No, but God will know and soon you will be before him.
Yes, and
HE
will know I’ve done much worse. And intend to do even more evil.
Tears began to stream down his face.
“Ayeeyah, Miss’ee,” Ah Soh said, trying to help Angelique undress, who would not be still, again in a merry mood, her immediate problem solved. “Miss’ee!”
“Oh, very well, but do hurry.” Angelique stood by her bed but continued to hum her cheery polka, the room more feminine and friendly in the oil light than during the day, the glass windows slightly ajar with the slatted shutters barred.
“Miss’ee gud time, heya?” Nimbly Ah Soh began to untie the waist straps of the crinoline.
“Good, thank you,” Angelique said politely, not liking her particularly. Ah Soh was a big-hipped, middle-aged woman, a servant and not a real amah. “But she’s so old, Malcolm, can’t you find me someone young and pretty who laughs!”
“Gordon Chen, our compradore, chose her, Angel. He guarantees she’s completely trustworthy, she can brush your hair, bathe you, can look after your European clothes, and she’s my gift to you while she’s with you in Japan…. ”
The straps loosened and the crinoline fell away, then Ah Soh did the same with the petticoat and last the vast framework of hoops of bone and metal that gave the crinoline body. Long pantaloons, silk stockings, short slip and the boned cinch and corset that made her twenty-inch waist eighteen inches and swelled her breasts fashionably. As the maid unlaced the cinch-corset Angelique let out a deep sigh of contentment, stepped out of the sea of material and flopped on the bed and, as a child would, allowed herself to be undressed completely. Obediently she raised her arms to permit the flowery nightdress to be eased around her.
“Sit, Miss’ee.”
“No, not tonight, Ah Soh, my hair can wait.”
“Ayeeyah, t’morro no gud!” Ah Soh brandished the brush.
“Oh, all right.” Angelique sighed and scrambled off the bed and sat by the dressing table and allowed her to take out the pins and begin to brush. It felt very good. Oh, how clever André is! He makes everything so simple—now I can get all the money I need. Oh, how clever he is.

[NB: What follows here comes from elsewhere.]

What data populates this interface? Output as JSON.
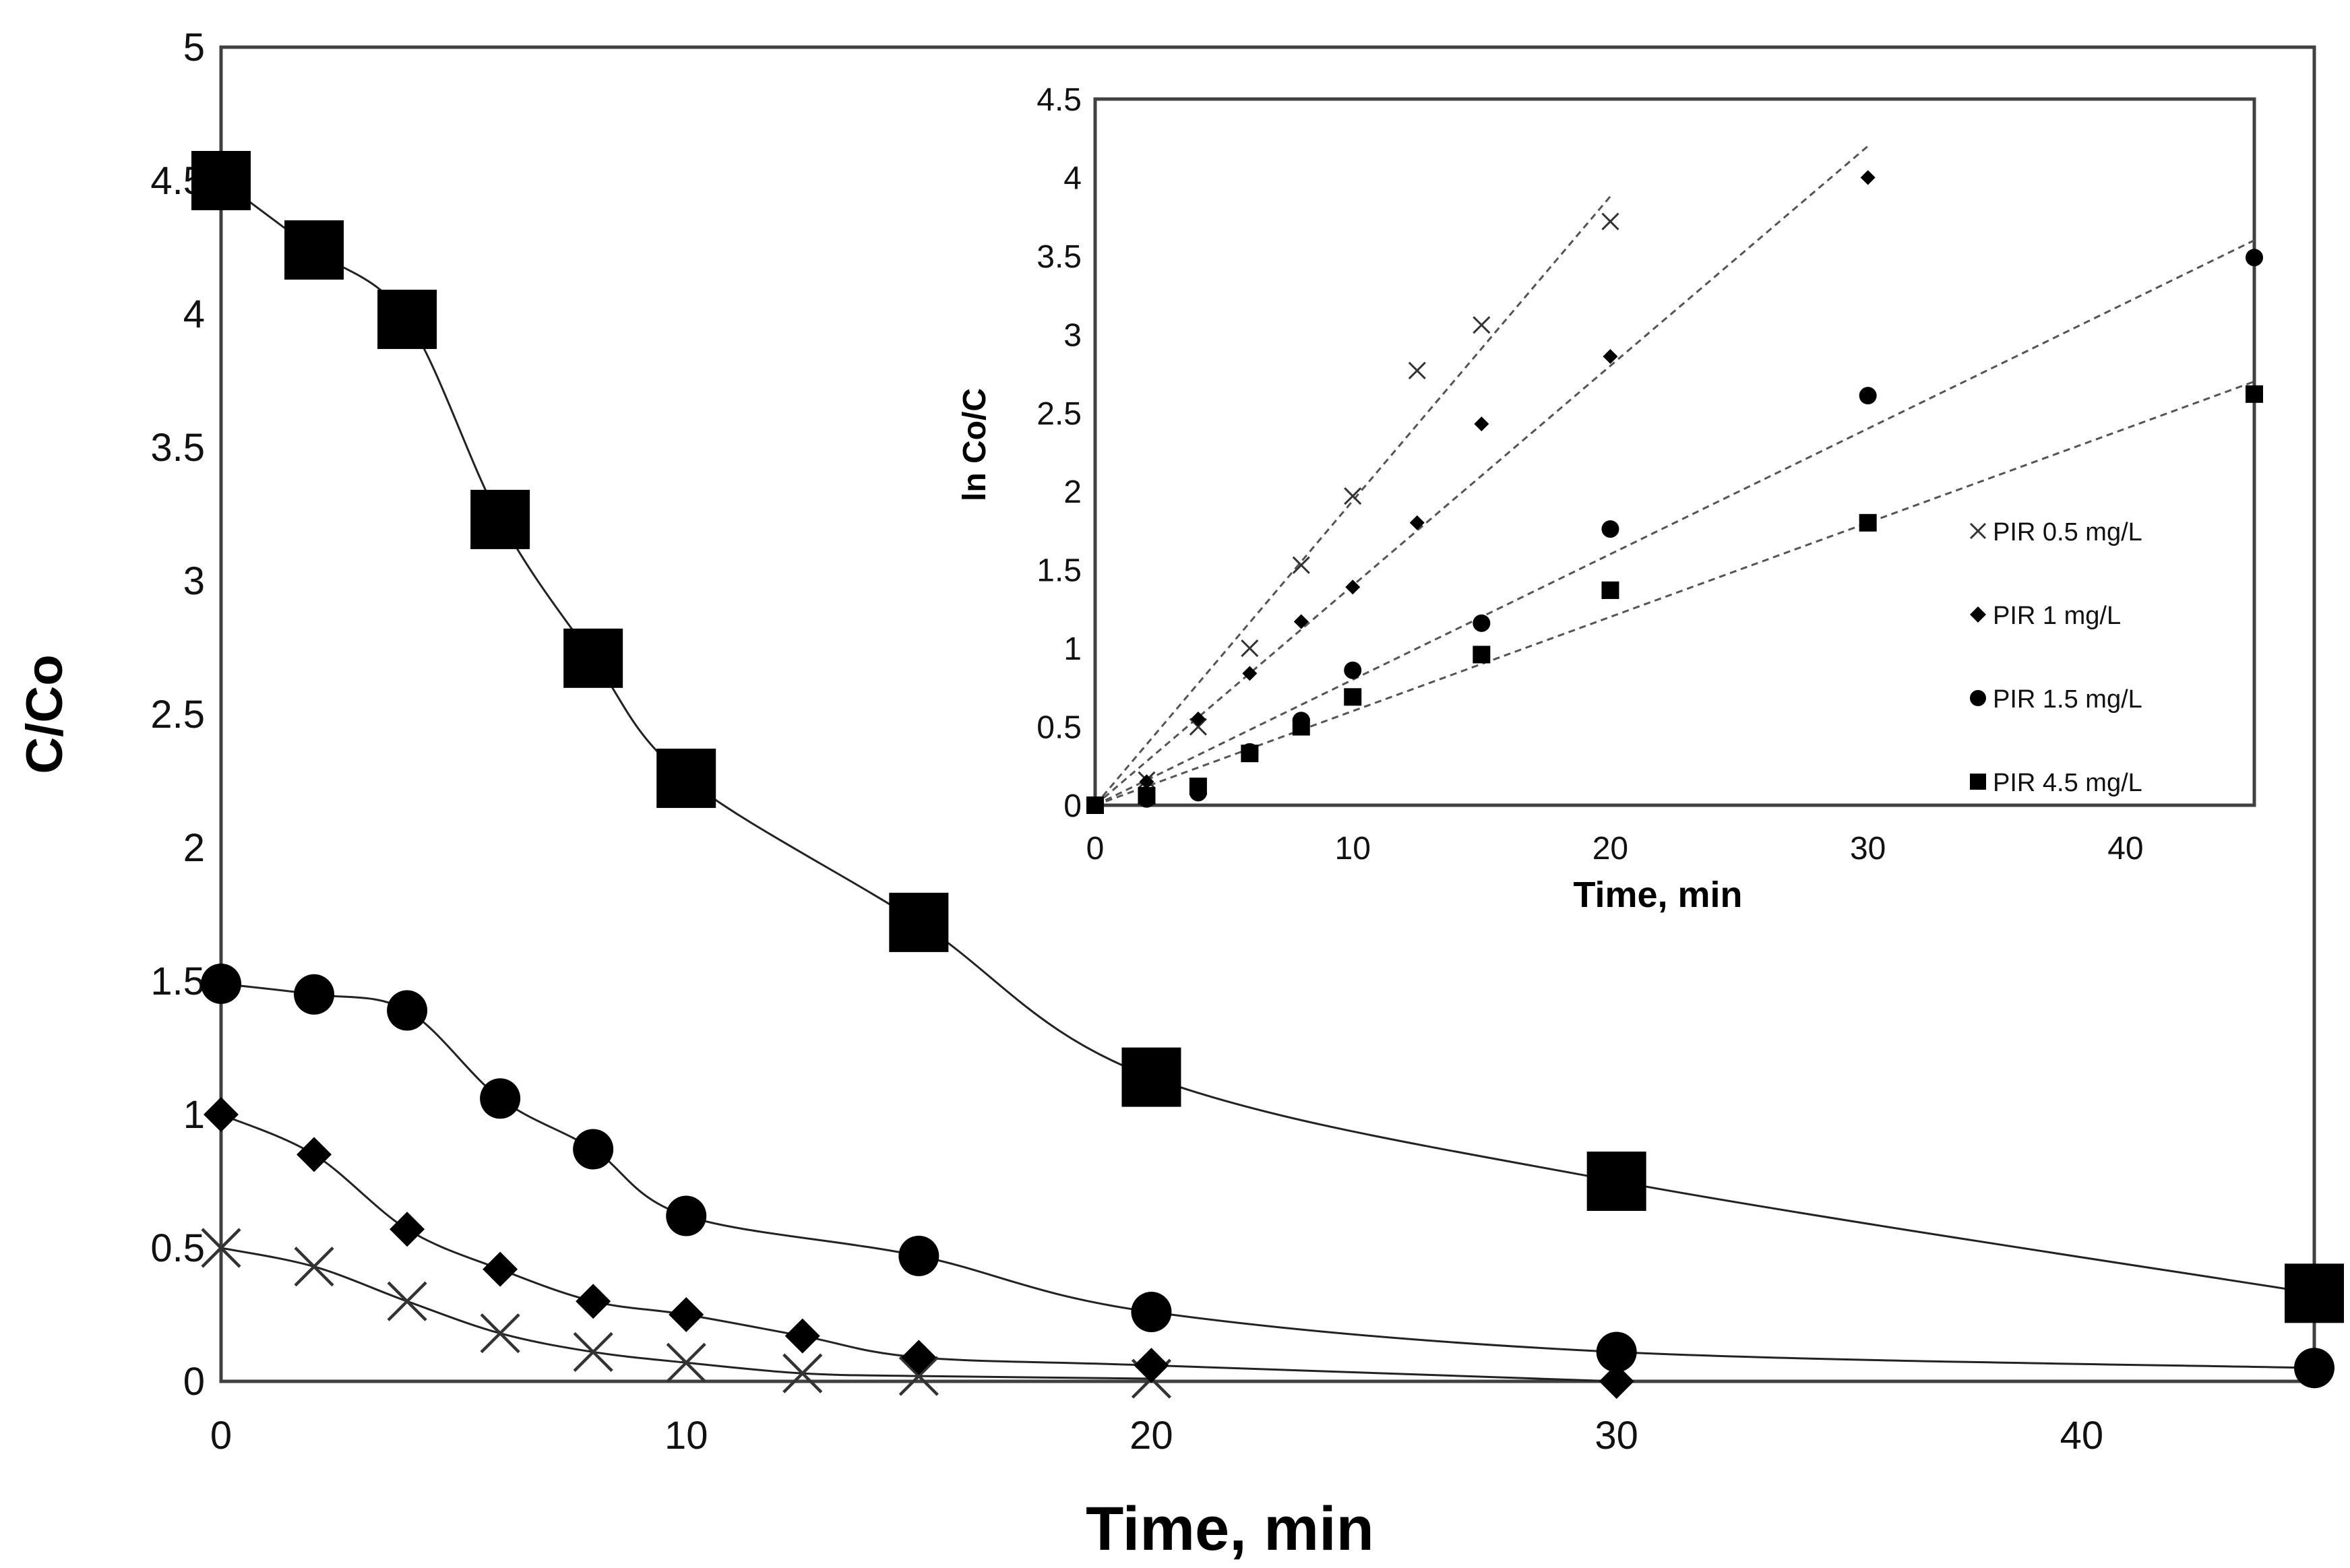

From time to time a benign sea breeze creaked the shutters. A hundred yards away, across the promenade, waves ran up the pebbled shore and departed and came again with a good sound that promised another gentle night that all in the Settlement had welcomed. The fleet had left with the light. Everyone not drunk or bedridden had watched with varying degrees of anxiety as the ships sailed off. All wished them Godspeed and a quick return. Except the Japanese. Ori was one of them and he had his eyes pressed to a crack in one of her shutters, well hidden and camouflaged by the tall camellia bushes that grew here abundantly and that Seratard, a keen gardener, had had planted.
Long before midnight Ori was in this ambush, waiting for her, time passing slowly, thinking and rethinking schemes, exhausting himself, nervously checking and rechecking that his short sword was loose in its scabbard and the derringer safe in the sleeve of his fisherman’s kimono. But when he had seen her approaching the Legation in the company of the two gai-jin, all his tiredness had vanished.